In A Wife's Story, it is more of the same. American stereotypes towards foreigners. It starts off in a theater. They are watching a play, Glengarry Glen Ross, I think. It's during the scene where they are talking about the Patels and it is offending the author. Afterwards she walks through the streets with her friend Imre. She gets home and has to talk to her roommate about her trouble with her husband. Then, the author's husband from India calls. He misses her and wants to come to visit her in America for a sort of honeymoon. They hang out, shop, and then they go on a guided tour of New York City. She mentions that they have more privacy than they ever did in India. She talks about how she doesn't really love her husband because it was an arranged marriage, she just learned to do what he likes. On page 39, her husband says, "Quick, take a picture of me! Before the Twin Towers disappear." I thought that was pretty strange, particularly if this was written before 2001. She mentions wanting to see some white muslims before she dies on page 39, and that made me want to see some too. I never really thought about it like that.
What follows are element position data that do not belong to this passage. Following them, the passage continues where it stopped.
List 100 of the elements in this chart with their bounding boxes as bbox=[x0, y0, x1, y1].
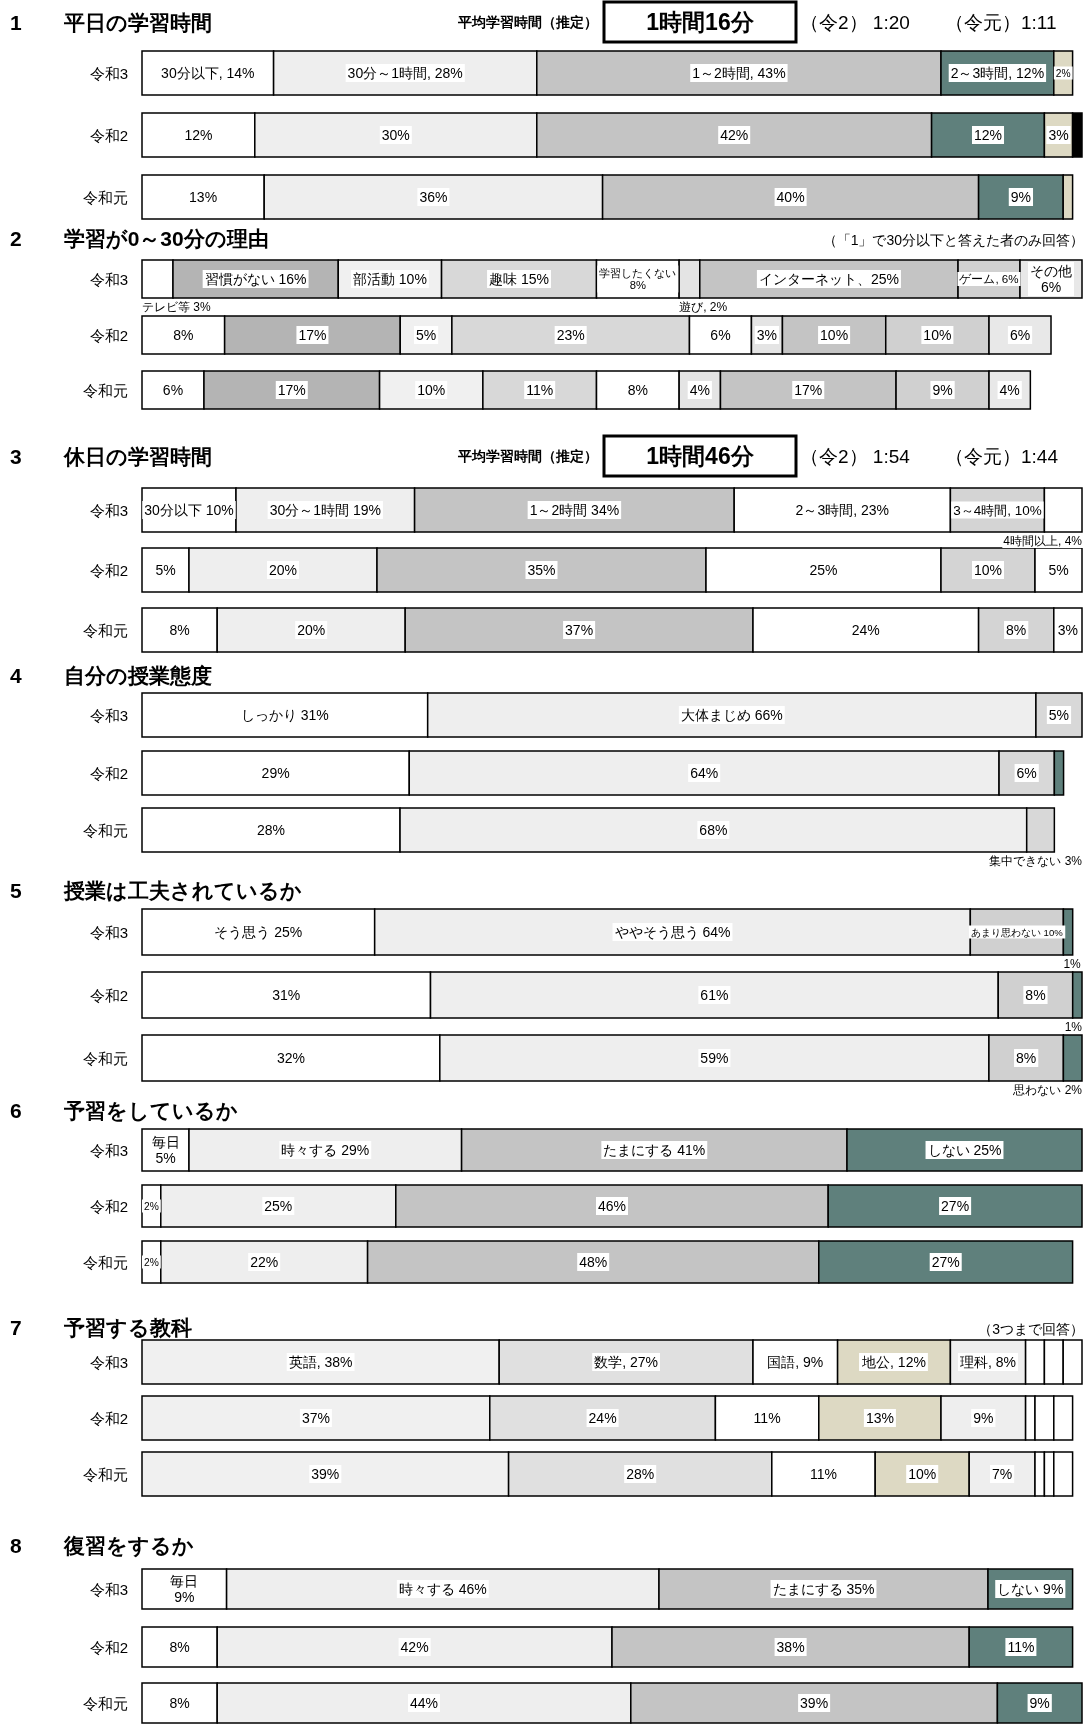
data-label: 10% bbox=[908, 1466, 937, 1482]
data-label: 46% bbox=[597, 1198, 627, 1214]
y-tick-label: 令和3 bbox=[89, 501, 128, 519]
data-label: 3% bbox=[756, 327, 778, 343]
data-label: 5% bbox=[415, 327, 437, 343]
data-label: 22% bbox=[250, 1254, 279, 1270]
data-label: 48% bbox=[579, 1254, 608, 1270]
text: 平均学習時間（推定） bbox=[457, 448, 598, 464]
data-label: 17% bbox=[298, 327, 327, 343]
data-label: 2% bbox=[144, 1200, 159, 1212]
data-label: 8% bbox=[1025, 987, 1046, 1003]
data-label: 13% bbox=[189, 189, 218, 205]
data-label: 39% bbox=[800, 1695, 829, 1711]
y-tick-label: 令和2 bbox=[89, 561, 128, 579]
chart-title: 7 予習する教科 bbox=[10, 1315, 192, 1340]
data-label: 61% bbox=[700, 987, 729, 1003]
data-label: 11% bbox=[810, 1466, 837, 1482]
data-label: 3～4時間, 10% bbox=[953, 502, 1042, 518]
y-tick-label: 令和元 bbox=[83, 621, 128, 639]
data-label: 10% bbox=[973, 562, 1003, 578]
data-label: 6% bbox=[162, 382, 184, 398]
text: 平均学習時間（推定） bbox=[457, 14, 598, 30]
data-label: 25% bbox=[809, 562, 838, 578]
data-label: 39% bbox=[311, 1466, 340, 1482]
data-label: 1% bbox=[1064, 1020, 1083, 1034]
data-label: テレビ等 3% bbox=[142, 300, 212, 314]
y-tick-label: 令和元 bbox=[83, 381, 128, 399]
data-label: 25% bbox=[264, 1198, 293, 1214]
data-label: 37% bbox=[301, 1410, 330, 1426]
text: 1時間16分 bbox=[646, 9, 755, 35]
data-label: 17% bbox=[794, 382, 823, 398]
data-label: 4% bbox=[689, 382, 710, 398]
data-label: 11% bbox=[1007, 1639, 1035, 1655]
data-label: 5% bbox=[1048, 707, 1070, 723]
data-label: たまにする 41% bbox=[603, 1142, 706, 1158]
data-label: 思わない 2% bbox=[1012, 1083, 1083, 1097]
text: （令元）1:11 bbox=[945, 11, 1057, 33]
data-label: 13% bbox=[865, 1410, 894, 1426]
data-label: 6% bbox=[1009, 327, 1031, 343]
y-tick-label: 令和2 bbox=[89, 986, 128, 1004]
data-label: 8% bbox=[1006, 622, 1027, 638]
text: （令2） 1:20 bbox=[800, 11, 910, 33]
data-label: 20% bbox=[268, 562, 298, 578]
data-label: 4% bbox=[999, 382, 1020, 398]
data-label: 習慣がない 16% bbox=[204, 271, 307, 287]
y-tick-label: 令和3 bbox=[89, 706, 128, 724]
data-label: 42% bbox=[720, 127, 749, 143]
y-tick-label: 令和元 bbox=[83, 1465, 128, 1483]
y-tick-label: 令和元 bbox=[83, 821, 128, 839]
data-label: 毎日 9% bbox=[170, 1572, 199, 1606]
data-label: 27% bbox=[931, 1254, 960, 1270]
data-label: 30分～1時間 19% bbox=[269, 502, 381, 518]
data-label: 地公, 12% bbox=[861, 1354, 926, 1370]
text: （令元）1:44 bbox=[945, 445, 1059, 467]
chart-title: 4 自分の授業態度 bbox=[10, 663, 212, 687]
chart-title: 1 平日の学習時間 bbox=[10, 10, 212, 34]
data-label: 8% bbox=[627, 382, 648, 398]
chart-title: 5 授業は工夫されているか bbox=[10, 878, 302, 902]
data-label: 遊び, 2% bbox=[679, 300, 728, 314]
data-label: 23% bbox=[556, 327, 585, 343]
data-label: 3% bbox=[1057, 622, 1079, 638]
data-label: 8% bbox=[169, 1639, 190, 1655]
y-tick-label: 令和2 bbox=[89, 1638, 128, 1656]
data-label: 9% bbox=[1029, 1695, 1050, 1711]
data-label: 数学, 27% bbox=[594, 1354, 659, 1370]
data-label: 28% bbox=[257, 822, 286, 838]
data-label: 29% bbox=[261, 765, 290, 781]
y-tick-label: 令和元 bbox=[83, 188, 128, 206]
data-label: 部活動 10% bbox=[352, 271, 427, 287]
y-tick-label: 令和元 bbox=[83, 1049, 128, 1067]
data-label: 9% bbox=[973, 1410, 994, 1426]
data-label: 28% bbox=[626, 1466, 655, 1482]
chart-title: 2 学習が0～30分の理由 bbox=[10, 226, 269, 250]
data-label: 毎日 5% bbox=[151, 1133, 180, 1167]
data-label: その他 6% bbox=[1030, 262, 1073, 296]
data-label: 42% bbox=[400, 1639, 429, 1655]
data-label: 8% bbox=[169, 622, 190, 638]
y-tick-label: 令和3 bbox=[89, 1353, 128, 1371]
data-label: 2～3時間, 23% bbox=[795, 502, 889, 518]
data-label: 2～3時間, 12% bbox=[950, 65, 1045, 81]
text: （令2） 1:54 bbox=[800, 445, 911, 467]
data-label: 32% bbox=[276, 1050, 305, 1066]
y-tick-label: 令和2 bbox=[89, 1409, 128, 1427]
data-label: 17% bbox=[277, 382, 306, 398]
data-label: 6% bbox=[1016, 765, 1037, 781]
text: （「1」で30分以下と答えた者のみ回答） bbox=[822, 232, 1084, 248]
chart-title: 6 予習をしているか bbox=[10, 1098, 238, 1122]
data-label: ゲーム, 6% bbox=[959, 273, 1019, 285]
data-label: 趣味 15% bbox=[489, 271, 549, 287]
y-tick-label: 令和元 bbox=[83, 1253, 128, 1271]
data-label: 3% bbox=[1048, 127, 1069, 143]
data-label: 10% bbox=[417, 382, 446, 398]
data-label: 1～2時間 34% bbox=[529, 502, 620, 518]
data-label: 38% bbox=[776, 1639, 805, 1655]
data-label: 時々する 46% bbox=[398, 1581, 487, 1597]
data-label: 12% bbox=[184, 127, 213, 143]
data-label: 1～2時間, 43% bbox=[692, 65, 786, 81]
data-label: 2% bbox=[144, 1256, 159, 1268]
data-label: 集中できない 3% bbox=[989, 854, 1083, 868]
data-label: しっかり 31% bbox=[240, 707, 329, 723]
It didn't really occur to me that any of those even existed in the world until I read it in this story. Anyway, his last day there the husband asks the author to come back to India with him because he misses her and can't live without her, and he is worried about how she gets hit on so much in America. She refuses to come back, talking about how she still has time left on her degree.

Going into these stories I assumed that these were real experiences of the author, Bharati Mukherjee, but there were some inconsistencies between the stories. In American Dreamer, she was studying writing for two years in Iowa City. In A Wife's Story, she was getting her doctorate in Special Ed. in New York City. In American Dreamer, she married a Canadian and remained married for several years, but in A Wife's Story she went through with the arranged Indian marriage. If I had to guess, I would say that American Dreamer was the true story, and A Wife's Story was more fiction. Possibly how she thinks things might have gone if she were to stay with the arranged marriage. It just kind of messed with my head because I was automatically assuming that both of the stories were true stories about the author. This reading had a lot of references to other stories that we have already read.

1 comment:

  1. Hi Matthew,
    I'm teaching my first college English class this fall, and I'm thinking of including one of Mukherjee's stories in the course. It was very enlightening to read your responses and to see what your perspectives on the stories were. (Also, I hadn't read most of them for a few years, so you helped refresh my memory.)Great job and thanks for posting.